Would you pay 2k for a paper?

I'm often dubious about how some students at my college (or any college) slip 'n slide through their 4 years of undergrad. Sure, some of the kids here wrote papers in high school...but that wasn't when one of their hands was permanently conjoined to a bong, and the other usually carrying a case of Natty. And of course, I remember the kids in my high school who didn't write papers, who questionably wrote papers, who jumbled some thoughts into some sentences and a few run-ons, or who couldn't even compose a coherent paragraph.  While I haven't run into any students from the latter category yet, I know they're out there because those kids from my high school went to college.
My distaste for the early hours and regimented nature of high school was tempered by the promise of the educational community ahead, with its free exchange of ideas and access to great minds. How dispiriting to find out that college was just another place where grades were grubbed, competition overshadowed personal growth, and the threat of failure was used to encourage learning.
Although maybe cynical at a younger age (don't ask me how I feel about the UN),  I too thought College would be a sort-of paradise of thought exchange. Ha. Although at this public ivy I haven't found horrendous writers, I've found fairly bad to crappy writers.

Go read "The Shadow Scholar" from The Chronicle of Higher Education about the wide-spread incompetence of our Ed System -- at all levels and all types of institutions.  The article is written by a writer who works for a custom-essay company.

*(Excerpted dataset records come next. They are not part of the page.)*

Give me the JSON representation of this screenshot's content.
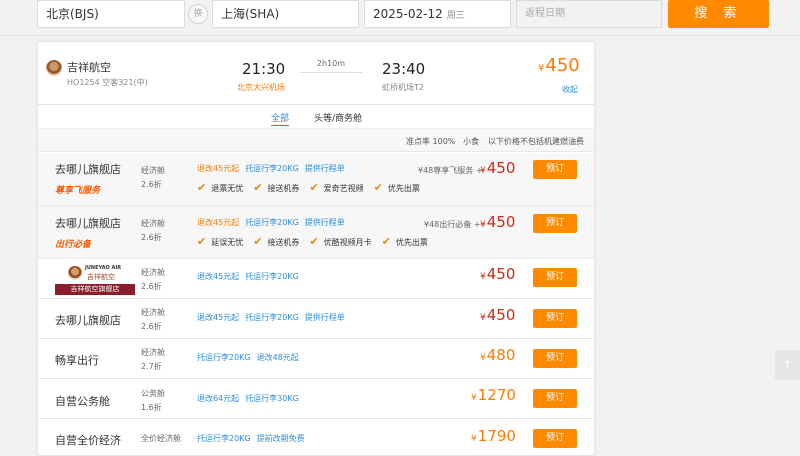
{
  "search": {
    "from": "北京(BJS)",
    "swap_label": "换",
    "to": "上海(SHA)",
    "date": "2025-02-12",
    "weekday": "周三",
    "return_placeholder": "返程日期",
    "search_label": "搜 索"
  },
  "flight": {
    "airline": "吉祥航空",
    "flight_no": "HO1254 空客321(中)",
    "dep_time": "21:30",
    "dep_airport": "北京大兴机场",
    "duration": "2h10m",
    "arr_time": "23:40",
    "arr_airport": "虹桥机场T2",
    "price_symbol": "¥",
    "price": "450",
    "collapse_label": "收起"
  },
  "cabin_tabs": [
    {
      "label": "全部",
      "active": true
    },
    {
      "label": "头等/商务舱",
      "active": false
    }
  ],
  "notes": {
    "ontime": "准点率 100%",
    "meal": "小食",
    "tax": "以下价格不包括机建燃油费"
  },
  "offers": [
    {
      "vendor": "去哪儿旗舰店",
      "tag": "尊享飞服务",
      "cabin": "经济舱",
      "discount": "2.6折",
      "rules": [
        {
          "text": "退改45元起",
          "color": "orange"
        },
        {
          "text": "托运行李20KG",
          "color": "blue"
        },
        {
          "text": "提供行程单",
          "color": "blue"
        }
      ],
      "perks": [
        "退票无忧",
        "接送机券",
        "爱奇艺视频",
        "优先出票"
      ],
      "service": "¥48尊享飞服务 +",
      "price": "450",
      "book_label": "预订"
    },
    {
      "vendor": "去哪儿旗舰店",
      "tag": "出行必备",
      "cabin": "经济舱",
      "discount": "2.6折",
      "rules": [
        {
          "text": "退改45元起",
          "color": "orange"
        },
        {
          "text": "托运行李20KG",
          "color": "blue"
        },
        {
          "text": "提供行程单",
          "color": "blue"
        }
      ],
      "perks": [
        "延误无忧",
        "接送机券",
        "优酷视频月卡",
        "优先出票"
      ],
      "service": "¥48出行必备 +",
      "price": "450",
      "book_label": "预订"
    },
    {
      "vendor_logo_en": "JUNEYAO AIR",
      "vendor_logo_cn": "吉祥航空",
      "vendor_logo_bar": "吉祥航空旗舰店",
      "cabin": "经济舱",
      "discount": "2.6折",
      "rules": [
        {
          "text": "退改45元起",
          "color": "blue"
        },
        {
          "text": "托运行李20KG",
          "color": "blue"
        }
      ],
      "price": "450",
      "book_label": "预订"
    },
    {
      "vendor": "去哪儿旗舰店",
      "cabin": "经济舱",
      "discount": "2.6折",
      "rules": [
        {
          "text": "退改45元起",
          "color": "blue"
        },
        {
          "text": "托运行李20KG",
          "color": "blue"
        },
        {
          "text": "提供行程单",
          "color": "blue"
        }
      ],
      "price": "450",
      "book_label": "预订"
    },
    {
      "vendor": "畅享出行",
      "cabin": "经济舱",
      "discount": "2.7折",
      "rules": [
        {
          "text": "托运行李20KG",
          "color": "blue"
        },
        {
          "text": "退改48元起",
          "color": "blue"
        }
      ],
      "price": "480",
      "book_label": "预订"
    },
    {
      "vendor": "自营公务舱",
      "cabin": "公务舱",
      "discount": "1.6折",
      "rules": [
        {
          "text": "退改64元起",
          "color": "blue"
        },
        {
          "text": "托运行李30KG",
          "color": "blue"
        }
      ],
      "price": "1270",
      "book_label": "预订"
    },
    {
      "vendor": "自营全价经济",
      "cabin": "全价经济舱",
      "rules": [
        {
          "text": "托运行李20KG",
          "color": "blue"
        },
        {
          "text": "提前改期免费",
          "color": "blue"
        }
      ],
      "price": "1790",
      "book_label": "预订"
    }
  ],
  "yen": "¥",
  "back_to_top_icon": "arrow-up-icon"
}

So part of my job is to be whatever my clients want me to be. I say yes when I am asked if I have a Ph.D. in sociology. I say yes when I am asked if I have professional training in industrial/organizational psychology. I say yes when asked if I have ever designed a perpetual-motion-powered time machine and documented my efforts in a peer-reviewed journal.
 The author doesn't write papers for Biology or Chemistry students. Once again this makes me re-think my decision not to major in a hard science.  This leaves me hoping that when it matters, I will not simply be measured by my diploma, but by my experiences, thoughts, communication skills and Bottega bag dangling off my arm...bought with the 2 grand I "saved" from writing my own essays.